Casal celebrou 48 anos de casamento em dezembro de 2020, teve três filhos, oito netos e uma bisneta.

Um exemplo de respeito, amor, companheirismo, cuidado e união. O casal de aposentados Morcina Maria Barroso da Costa, de 68 anos, e José Barbosa da Costa, de 71, não se desgrudava em nenhum momento ao longo dos 48 anos de casamento.

No último dia 15, os dois foram diagnosticados com Covid-19 e internados dias depois no Hospital do Juruá, em Cruzeiro do Sul, interior do Acre.


No início da tarde de segunda-feira (25), Morcina não resistiu e morreu vítima da doença. Mais de 24 horas depois, na noite de terça (26), José Barbosa também faleceu em decorrência da Covid-19.

Os dois eram pais de três filhos, tinham oito netos e uma bisneta, que não chegaram a conhecer porque ela nasceu quando eles já estavam internados. Em dezembro de 2020, o casal celebrou 48 anos de casamento.

Para a ex-secretária de Saúde de Cruzeiro do Sul e filha do casal, Janaína Negreiros, os pais não conseguiriam viver longe um do outro. Muito abalada, a enfermeira falou ao G1 que os pais eram exemplo de união na comunidade católica e entre os filhos.

“Era uma coisa sobrenatural o amor, a união e fé deles.
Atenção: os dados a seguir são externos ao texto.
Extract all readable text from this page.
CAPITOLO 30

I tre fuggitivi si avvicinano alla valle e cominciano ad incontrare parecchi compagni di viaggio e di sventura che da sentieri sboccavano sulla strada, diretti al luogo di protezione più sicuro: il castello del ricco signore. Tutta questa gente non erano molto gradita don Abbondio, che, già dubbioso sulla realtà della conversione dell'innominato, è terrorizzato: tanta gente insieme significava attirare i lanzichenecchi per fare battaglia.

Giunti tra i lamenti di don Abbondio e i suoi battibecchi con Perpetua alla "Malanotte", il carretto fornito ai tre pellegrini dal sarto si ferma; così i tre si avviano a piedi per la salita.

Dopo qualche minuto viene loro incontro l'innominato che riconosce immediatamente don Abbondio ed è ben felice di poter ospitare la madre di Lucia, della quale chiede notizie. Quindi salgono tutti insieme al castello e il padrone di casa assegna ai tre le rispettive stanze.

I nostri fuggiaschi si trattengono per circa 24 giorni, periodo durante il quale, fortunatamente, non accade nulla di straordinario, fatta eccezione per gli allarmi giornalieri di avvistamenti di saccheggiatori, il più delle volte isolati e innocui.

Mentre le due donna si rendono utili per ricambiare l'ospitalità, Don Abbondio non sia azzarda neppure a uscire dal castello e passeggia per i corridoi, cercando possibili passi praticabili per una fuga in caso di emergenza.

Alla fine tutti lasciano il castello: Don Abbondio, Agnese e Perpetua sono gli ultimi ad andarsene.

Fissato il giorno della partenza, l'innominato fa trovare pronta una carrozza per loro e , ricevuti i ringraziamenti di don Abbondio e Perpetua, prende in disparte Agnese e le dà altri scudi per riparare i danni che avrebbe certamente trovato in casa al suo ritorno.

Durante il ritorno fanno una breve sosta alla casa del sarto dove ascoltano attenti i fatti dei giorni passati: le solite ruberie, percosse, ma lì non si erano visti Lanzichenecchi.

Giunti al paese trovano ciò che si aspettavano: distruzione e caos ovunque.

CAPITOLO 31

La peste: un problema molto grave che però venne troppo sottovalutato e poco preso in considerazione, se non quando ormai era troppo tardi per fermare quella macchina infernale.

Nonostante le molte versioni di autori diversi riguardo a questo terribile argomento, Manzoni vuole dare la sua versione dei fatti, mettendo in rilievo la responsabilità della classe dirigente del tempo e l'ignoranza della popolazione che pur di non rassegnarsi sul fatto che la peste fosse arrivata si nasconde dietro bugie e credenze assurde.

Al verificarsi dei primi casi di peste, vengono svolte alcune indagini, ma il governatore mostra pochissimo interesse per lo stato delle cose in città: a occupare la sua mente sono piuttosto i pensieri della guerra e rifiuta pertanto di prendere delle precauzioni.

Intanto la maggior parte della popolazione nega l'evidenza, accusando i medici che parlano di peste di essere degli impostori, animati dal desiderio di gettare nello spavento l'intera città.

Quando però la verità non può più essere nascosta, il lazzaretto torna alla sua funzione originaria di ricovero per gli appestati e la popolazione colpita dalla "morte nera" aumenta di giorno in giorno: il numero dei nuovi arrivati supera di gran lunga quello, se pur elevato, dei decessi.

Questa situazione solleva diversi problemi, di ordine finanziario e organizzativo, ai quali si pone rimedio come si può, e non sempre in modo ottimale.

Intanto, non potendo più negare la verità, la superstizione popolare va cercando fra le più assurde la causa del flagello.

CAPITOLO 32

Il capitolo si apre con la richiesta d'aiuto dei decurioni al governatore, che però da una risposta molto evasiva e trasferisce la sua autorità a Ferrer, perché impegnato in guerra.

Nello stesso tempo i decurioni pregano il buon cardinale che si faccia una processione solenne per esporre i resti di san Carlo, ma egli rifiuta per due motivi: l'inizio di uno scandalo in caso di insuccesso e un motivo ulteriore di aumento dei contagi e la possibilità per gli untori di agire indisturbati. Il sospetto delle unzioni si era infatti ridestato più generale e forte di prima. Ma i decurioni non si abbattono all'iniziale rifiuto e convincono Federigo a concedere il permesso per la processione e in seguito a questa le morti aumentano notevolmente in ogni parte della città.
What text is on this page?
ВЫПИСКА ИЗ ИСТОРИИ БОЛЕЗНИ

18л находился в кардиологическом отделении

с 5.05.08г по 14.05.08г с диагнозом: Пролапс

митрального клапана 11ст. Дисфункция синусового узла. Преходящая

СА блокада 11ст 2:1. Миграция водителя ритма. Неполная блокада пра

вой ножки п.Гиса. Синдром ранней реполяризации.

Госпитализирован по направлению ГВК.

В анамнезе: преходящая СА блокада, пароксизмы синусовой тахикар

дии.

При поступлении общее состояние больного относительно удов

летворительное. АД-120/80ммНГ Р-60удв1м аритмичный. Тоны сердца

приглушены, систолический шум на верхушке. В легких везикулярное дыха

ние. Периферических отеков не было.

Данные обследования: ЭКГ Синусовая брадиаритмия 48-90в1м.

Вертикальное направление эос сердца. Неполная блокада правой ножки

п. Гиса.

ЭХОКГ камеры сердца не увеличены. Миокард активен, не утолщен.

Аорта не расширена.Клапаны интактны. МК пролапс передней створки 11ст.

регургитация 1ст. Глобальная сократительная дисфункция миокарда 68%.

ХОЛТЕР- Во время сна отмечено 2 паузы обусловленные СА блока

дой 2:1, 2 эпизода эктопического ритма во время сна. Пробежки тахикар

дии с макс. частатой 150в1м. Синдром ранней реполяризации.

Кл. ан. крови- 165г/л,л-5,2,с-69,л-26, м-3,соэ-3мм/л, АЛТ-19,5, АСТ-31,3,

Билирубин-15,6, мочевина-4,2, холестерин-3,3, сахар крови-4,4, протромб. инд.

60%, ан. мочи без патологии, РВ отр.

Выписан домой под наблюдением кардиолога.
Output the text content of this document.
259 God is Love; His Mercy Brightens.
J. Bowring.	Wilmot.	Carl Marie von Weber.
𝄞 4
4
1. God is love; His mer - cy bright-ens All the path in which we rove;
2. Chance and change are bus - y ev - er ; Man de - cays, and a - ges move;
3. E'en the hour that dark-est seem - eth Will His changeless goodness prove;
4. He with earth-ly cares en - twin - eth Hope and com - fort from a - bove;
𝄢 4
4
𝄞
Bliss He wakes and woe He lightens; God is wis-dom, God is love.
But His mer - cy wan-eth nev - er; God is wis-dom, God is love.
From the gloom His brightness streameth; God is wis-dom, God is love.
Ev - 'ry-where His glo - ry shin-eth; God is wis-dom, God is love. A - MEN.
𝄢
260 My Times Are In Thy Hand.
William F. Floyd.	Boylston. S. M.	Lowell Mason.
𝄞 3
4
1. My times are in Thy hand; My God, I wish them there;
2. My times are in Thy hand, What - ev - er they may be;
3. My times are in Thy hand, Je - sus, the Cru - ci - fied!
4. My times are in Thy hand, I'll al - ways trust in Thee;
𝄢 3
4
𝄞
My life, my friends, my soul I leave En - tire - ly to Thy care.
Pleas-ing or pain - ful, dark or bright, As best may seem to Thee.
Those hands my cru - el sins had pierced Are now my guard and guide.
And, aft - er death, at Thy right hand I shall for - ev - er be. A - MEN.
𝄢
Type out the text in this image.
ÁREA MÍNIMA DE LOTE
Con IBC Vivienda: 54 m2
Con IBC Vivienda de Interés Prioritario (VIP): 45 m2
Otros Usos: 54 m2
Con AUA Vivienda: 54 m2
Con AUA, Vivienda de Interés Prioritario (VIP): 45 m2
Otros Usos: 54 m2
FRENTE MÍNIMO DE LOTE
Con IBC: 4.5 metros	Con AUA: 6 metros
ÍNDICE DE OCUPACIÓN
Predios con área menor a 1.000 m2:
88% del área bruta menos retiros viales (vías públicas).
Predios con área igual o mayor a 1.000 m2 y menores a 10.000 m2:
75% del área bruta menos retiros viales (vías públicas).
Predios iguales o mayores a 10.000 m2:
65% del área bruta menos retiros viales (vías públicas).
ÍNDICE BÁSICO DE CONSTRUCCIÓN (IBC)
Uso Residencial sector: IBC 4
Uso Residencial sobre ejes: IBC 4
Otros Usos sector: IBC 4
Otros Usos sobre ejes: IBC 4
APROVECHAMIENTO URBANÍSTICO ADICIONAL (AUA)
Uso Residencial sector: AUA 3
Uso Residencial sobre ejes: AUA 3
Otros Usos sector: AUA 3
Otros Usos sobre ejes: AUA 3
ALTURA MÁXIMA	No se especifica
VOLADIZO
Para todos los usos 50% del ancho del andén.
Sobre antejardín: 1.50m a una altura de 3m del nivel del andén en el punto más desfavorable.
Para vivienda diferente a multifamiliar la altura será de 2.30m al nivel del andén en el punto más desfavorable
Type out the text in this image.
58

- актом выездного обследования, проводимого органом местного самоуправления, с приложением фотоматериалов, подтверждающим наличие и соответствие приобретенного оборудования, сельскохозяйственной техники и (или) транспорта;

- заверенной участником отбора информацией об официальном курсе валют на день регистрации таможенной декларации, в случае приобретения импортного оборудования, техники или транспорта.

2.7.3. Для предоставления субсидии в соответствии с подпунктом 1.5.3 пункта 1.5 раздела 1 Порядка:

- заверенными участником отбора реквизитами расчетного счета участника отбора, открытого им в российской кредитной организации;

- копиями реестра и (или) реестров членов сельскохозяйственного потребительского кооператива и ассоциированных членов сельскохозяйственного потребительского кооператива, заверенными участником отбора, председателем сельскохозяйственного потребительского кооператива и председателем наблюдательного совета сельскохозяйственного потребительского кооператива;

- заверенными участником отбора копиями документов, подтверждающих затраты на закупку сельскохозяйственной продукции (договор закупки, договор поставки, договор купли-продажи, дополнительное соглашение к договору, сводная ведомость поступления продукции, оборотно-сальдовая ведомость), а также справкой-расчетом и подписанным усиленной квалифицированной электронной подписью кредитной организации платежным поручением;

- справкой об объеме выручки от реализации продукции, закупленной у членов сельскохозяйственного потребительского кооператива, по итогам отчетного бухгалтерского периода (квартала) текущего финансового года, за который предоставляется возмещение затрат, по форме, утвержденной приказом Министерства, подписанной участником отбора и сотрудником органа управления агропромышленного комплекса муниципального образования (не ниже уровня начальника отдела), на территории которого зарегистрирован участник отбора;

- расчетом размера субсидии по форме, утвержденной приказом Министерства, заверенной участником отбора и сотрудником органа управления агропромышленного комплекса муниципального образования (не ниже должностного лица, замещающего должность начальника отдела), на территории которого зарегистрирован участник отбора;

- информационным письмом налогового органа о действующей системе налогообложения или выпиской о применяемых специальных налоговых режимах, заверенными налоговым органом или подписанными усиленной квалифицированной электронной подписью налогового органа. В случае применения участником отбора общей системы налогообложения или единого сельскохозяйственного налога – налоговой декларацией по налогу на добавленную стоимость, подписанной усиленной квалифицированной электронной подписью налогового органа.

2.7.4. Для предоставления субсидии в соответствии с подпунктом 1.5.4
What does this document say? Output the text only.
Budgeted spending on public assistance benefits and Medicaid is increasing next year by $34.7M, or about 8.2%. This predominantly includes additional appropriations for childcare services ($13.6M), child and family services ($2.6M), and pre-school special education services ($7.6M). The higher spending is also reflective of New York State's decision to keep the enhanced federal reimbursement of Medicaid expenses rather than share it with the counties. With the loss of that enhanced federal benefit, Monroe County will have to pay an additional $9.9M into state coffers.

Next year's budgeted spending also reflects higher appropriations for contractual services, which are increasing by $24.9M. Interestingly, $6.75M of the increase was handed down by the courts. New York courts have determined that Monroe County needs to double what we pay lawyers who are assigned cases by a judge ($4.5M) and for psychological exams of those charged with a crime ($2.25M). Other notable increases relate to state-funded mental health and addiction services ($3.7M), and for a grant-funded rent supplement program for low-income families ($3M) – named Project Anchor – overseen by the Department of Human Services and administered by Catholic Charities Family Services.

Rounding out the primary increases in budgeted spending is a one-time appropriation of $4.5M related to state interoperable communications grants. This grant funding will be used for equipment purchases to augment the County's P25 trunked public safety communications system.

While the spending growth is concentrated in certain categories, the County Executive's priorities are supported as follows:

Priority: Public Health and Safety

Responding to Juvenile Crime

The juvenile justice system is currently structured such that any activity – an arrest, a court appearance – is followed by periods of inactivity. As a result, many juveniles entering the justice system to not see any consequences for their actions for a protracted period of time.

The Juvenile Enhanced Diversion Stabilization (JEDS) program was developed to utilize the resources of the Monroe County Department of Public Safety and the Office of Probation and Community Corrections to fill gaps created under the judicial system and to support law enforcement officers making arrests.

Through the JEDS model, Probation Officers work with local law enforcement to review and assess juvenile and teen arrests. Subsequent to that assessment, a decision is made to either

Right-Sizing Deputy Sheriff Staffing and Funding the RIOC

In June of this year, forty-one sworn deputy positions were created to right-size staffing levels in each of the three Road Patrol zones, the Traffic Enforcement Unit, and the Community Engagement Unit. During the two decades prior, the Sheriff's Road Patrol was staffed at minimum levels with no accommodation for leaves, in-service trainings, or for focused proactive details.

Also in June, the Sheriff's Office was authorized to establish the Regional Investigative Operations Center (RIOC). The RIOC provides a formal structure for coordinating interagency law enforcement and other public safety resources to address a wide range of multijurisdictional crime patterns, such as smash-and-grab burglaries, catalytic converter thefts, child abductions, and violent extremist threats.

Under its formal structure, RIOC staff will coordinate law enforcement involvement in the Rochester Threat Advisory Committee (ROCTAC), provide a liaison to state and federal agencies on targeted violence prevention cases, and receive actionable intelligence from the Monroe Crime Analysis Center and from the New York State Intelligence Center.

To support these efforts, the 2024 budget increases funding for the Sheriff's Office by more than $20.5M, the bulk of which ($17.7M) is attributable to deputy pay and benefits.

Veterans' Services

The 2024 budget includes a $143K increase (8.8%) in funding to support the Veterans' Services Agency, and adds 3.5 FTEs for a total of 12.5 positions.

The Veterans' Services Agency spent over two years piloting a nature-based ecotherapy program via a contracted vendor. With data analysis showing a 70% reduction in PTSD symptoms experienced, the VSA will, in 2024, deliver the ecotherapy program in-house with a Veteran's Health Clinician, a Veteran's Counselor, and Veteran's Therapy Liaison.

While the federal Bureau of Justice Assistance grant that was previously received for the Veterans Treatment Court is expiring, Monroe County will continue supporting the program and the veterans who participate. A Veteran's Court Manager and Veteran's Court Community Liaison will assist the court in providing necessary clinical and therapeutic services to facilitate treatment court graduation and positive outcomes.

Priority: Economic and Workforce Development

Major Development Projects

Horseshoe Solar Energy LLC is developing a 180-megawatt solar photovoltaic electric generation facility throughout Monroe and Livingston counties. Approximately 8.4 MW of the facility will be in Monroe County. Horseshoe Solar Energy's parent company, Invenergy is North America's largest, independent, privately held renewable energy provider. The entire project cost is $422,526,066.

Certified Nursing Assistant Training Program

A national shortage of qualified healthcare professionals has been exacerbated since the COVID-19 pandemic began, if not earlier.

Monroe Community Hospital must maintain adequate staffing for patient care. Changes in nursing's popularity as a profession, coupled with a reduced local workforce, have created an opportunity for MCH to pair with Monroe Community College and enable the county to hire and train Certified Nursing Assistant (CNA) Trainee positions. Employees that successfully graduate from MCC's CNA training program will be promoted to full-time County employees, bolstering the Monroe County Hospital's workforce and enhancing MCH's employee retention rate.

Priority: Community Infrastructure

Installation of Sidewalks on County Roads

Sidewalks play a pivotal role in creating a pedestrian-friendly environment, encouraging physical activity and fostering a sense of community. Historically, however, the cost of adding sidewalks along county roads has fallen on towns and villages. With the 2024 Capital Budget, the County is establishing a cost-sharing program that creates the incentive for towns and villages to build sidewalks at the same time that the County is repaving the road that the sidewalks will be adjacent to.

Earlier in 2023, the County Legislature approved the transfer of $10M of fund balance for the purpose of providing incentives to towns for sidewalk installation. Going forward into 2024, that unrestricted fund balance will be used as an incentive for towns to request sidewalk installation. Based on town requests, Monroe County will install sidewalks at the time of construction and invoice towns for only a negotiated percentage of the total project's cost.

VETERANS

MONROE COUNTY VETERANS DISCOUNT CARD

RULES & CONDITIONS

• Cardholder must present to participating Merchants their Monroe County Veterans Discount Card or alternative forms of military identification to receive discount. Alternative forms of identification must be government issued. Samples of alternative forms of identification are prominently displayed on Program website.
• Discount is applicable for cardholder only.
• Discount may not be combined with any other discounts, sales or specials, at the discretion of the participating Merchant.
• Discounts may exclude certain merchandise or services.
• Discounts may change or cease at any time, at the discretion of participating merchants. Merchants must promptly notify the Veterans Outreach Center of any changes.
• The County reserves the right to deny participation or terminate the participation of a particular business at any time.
Perante todo mundo, inclusive os filhos, eram exemplo de um casal que vivia bem, que se amava, falava da fé e um sempre cuidando do outro.


O tempo todo um era preocupado com o outro, estiveram juntos em todos os momentos, na doença, na dor, na alegria e saúde. Você não encontrava um sozinho, estavam o tempo todo juntos. Acho que isso fez com que eles não ficassem na terra separados”, relembrou.

Acometidos pela covid

Morcina e o marido foram diagnosticados com a doença no dia15 de janeiro. O casal morava com um dos filhos, a nora e uma neta. Dois dias após o diagnóstico, dia 17, a aposentada foi internada no Hospital do Juruá e no dia 20 deu entrada na UTI, mesmo dia em que o marido foi internado.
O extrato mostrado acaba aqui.